Overrated or Underrated: 2012 in Sports

By Grantland Staff at
Oli Scarff/Getty Images

It was a year that provided plenty of personalities, story lines, and moments, but the question is, which of those moments got their due and which did not? Could LeBron James actually be underrated? Could the Olympics? They just might be.

Underrated: LeBron James's Game 4 of the Eastern Conference semifinals at Indiana

LeBronOU

Everyone remembers the 45-point evisceration of Boston on the road in an elimination game, and the ultra-efficient inside-out torching of the Thunder in the Finals. But Game 4 against the Pacers has sort of gotten lost in the shuffle, which can happen, I guess, when a game kicks off one of the greatest 15-game stretches in the entire history of a sport.

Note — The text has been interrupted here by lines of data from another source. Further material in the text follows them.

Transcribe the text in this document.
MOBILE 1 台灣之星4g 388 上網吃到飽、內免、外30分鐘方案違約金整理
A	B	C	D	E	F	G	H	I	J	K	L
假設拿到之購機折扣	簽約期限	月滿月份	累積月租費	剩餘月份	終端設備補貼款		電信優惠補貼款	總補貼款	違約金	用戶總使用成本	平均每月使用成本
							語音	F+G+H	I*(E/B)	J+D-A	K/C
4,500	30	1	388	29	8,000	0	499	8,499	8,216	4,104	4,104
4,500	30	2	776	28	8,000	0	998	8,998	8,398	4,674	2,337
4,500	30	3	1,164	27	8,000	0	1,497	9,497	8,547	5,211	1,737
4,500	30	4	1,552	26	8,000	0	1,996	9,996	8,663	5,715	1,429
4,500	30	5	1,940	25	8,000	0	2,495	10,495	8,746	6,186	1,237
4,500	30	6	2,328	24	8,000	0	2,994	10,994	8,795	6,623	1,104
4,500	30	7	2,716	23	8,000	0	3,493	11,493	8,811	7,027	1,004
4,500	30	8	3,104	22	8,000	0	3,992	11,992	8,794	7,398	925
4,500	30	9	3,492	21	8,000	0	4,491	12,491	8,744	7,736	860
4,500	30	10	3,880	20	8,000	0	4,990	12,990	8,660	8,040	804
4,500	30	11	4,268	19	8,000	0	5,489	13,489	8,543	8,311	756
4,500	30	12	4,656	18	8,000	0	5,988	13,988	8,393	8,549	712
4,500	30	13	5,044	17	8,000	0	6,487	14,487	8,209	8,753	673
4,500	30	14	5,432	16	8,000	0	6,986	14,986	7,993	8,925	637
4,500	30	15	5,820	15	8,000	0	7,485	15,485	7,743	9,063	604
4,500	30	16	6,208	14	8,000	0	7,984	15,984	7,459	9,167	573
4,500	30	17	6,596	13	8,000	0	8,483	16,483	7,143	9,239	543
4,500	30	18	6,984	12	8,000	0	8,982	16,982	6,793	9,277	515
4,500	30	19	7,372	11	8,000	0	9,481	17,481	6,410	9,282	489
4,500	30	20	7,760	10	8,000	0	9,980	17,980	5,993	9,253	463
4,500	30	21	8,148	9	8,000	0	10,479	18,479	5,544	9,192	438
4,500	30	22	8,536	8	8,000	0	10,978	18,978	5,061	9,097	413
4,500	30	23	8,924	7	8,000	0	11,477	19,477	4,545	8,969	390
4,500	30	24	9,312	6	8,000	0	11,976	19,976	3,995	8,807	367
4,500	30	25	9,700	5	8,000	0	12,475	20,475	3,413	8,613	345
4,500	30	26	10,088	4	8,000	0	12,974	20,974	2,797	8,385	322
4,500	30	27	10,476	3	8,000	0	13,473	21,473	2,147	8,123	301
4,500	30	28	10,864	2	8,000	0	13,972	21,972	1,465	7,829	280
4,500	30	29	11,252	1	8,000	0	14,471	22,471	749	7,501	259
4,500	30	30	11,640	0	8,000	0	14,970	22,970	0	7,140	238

Miami felt like it was on the verge of a franchise-altering crisis going into Game 4, down 2-1 to a feisty Indiana team and missing Chris Bosh. Dwyane Wade had shot 2-of-13 and snapped at Erik Spoelstra during a Game 3 blowout loss. It wasn't an elimination game, but in that moment it was hard to imagine Miami coming back from a 3-1 deficit against a Pacers club that clearly didn't fear them.

And when Miami fell behind by 10 points in the first half of Game 4, looking a bit listless, it was tempting to start thinking about the consequences of a conference semifinals loss. Would they make a panic trade of one of the stars? Would they conclude James and Wade just couldn't coexist well enough to win a title? Would they fire Spoelstra before his extension — which was signed before the season — even kicked in?

Then LeBron and Wade went absolutely bananas, scoring 38 straight points for Miami in a second-half stretch for the ages. It wasn't just the production; it was the way it looked. Both were cutting actively off the ball and feeding each other for the sorts of semi-improv scores we all envisioned when they teamed up. Spoelstra began leaning on sets in which Miami cleared one side of the floor for LeBron and letting James go to work. He was dominant in those sets, which were rarely a major part of Miami's offense before, and they morphed into post-ups as the playoffs wore on — the post-ups for which Oklahoma City had no answer. It all just came together, at a startling speed. James finished with 40 points, 18 rebounds, and nine assists, numbers that no other player has ever put up in a postseason game since the mid-1980s. He hit post-up shots, jumpers, graceful floaters over Roy Hibbert in the lane — shots he just didn't quite have down even two or three seasons before. It was masterful, and the Heat needed every bit of it.